Agora, 44 anos mais tarde, a Vaga-Lume chega aos cinemas, já não era sem tempo, com a adaptação de “O escaravelho do diabo” (assita ao trailer acima). O filme entrou em cartaz nesta quinta-feira (14).

Atualmente na 27ª edição, “O escaravelho do diabo” é um dos mais vendidos da coleção, que soma ao todo mais de 90 títulos. O editor Jiro Takahashi, considerado o pai da Vaga-Lume por ter liderado a equipe que a criou, diz ao G1 que a série nasceu para atrair alunos que talvez recusassem clássicos como Machado de Assis ou José de Alencar. No lugar destes, entraram autores contemporâneos.

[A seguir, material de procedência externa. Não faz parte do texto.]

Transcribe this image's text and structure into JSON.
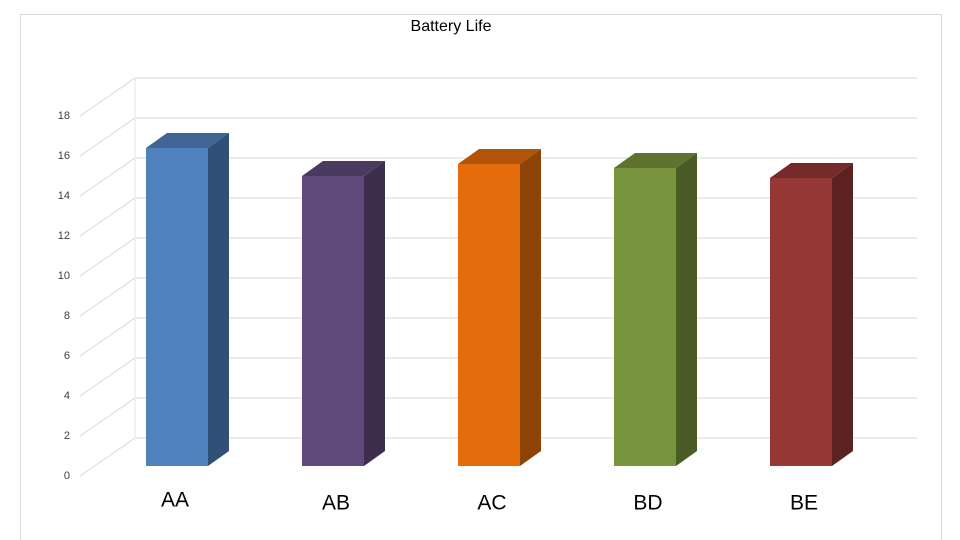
{
  "chart_data": {
    "type": "bar3d",
    "title": "Battery Life",
    "categories": [
      "AA",
      "AB",
      "AC",
      "BD",
      "BE"
    ],
    "values": [
      15.9,
      14.5,
      15.1,
      14.9,
      14.4
    ],
    "colors": [
      "#4f81bd",
      "#604a7b",
      "#e46c0a",
      "#77933c",
      "#953735"
    ],
    "ylim": [
      0,
      18
    ],
    "yticks": [
      0,
      2,
      4,
      6,
      8,
      10,
      12,
      14,
      16,
      18
    ],
    "grid": true
  }
}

E tinha a linguagem que queria ser simples e acessível: nada de pretérito mais-que-perfeito, o plano era algo mais “joia”. “É só começar a ler este livro, bicho”, incentivava Luminoso, citando “aventuras que são de arrepiar os cabelos”. Resumindo, era assim como um “Harry Potter” daquele tempo, mas só com escritores brasileiros e mirando público escolar. Da época, mas também de hoje.

No final de 2015, a Vaga-Lume relançou de dez de seus livros em novo formato e com capa que brilha no escuro. O Luminoso também foi repaginado (veja abaixo): não chegou a virar hipster, mas abandonou o estilo Woodstock de ser.

A evolução do Luminoso, mascote da Série Vaga-Lume, que nasceu em 1972 com estilo hippie (Foto: Somos Educação/Divulgação)A evolução do Luminoso, mascote da Série Vaga-Lume, que nasceu em 1972 com estilo hippie (Foto: Somos Educação/Divulgação)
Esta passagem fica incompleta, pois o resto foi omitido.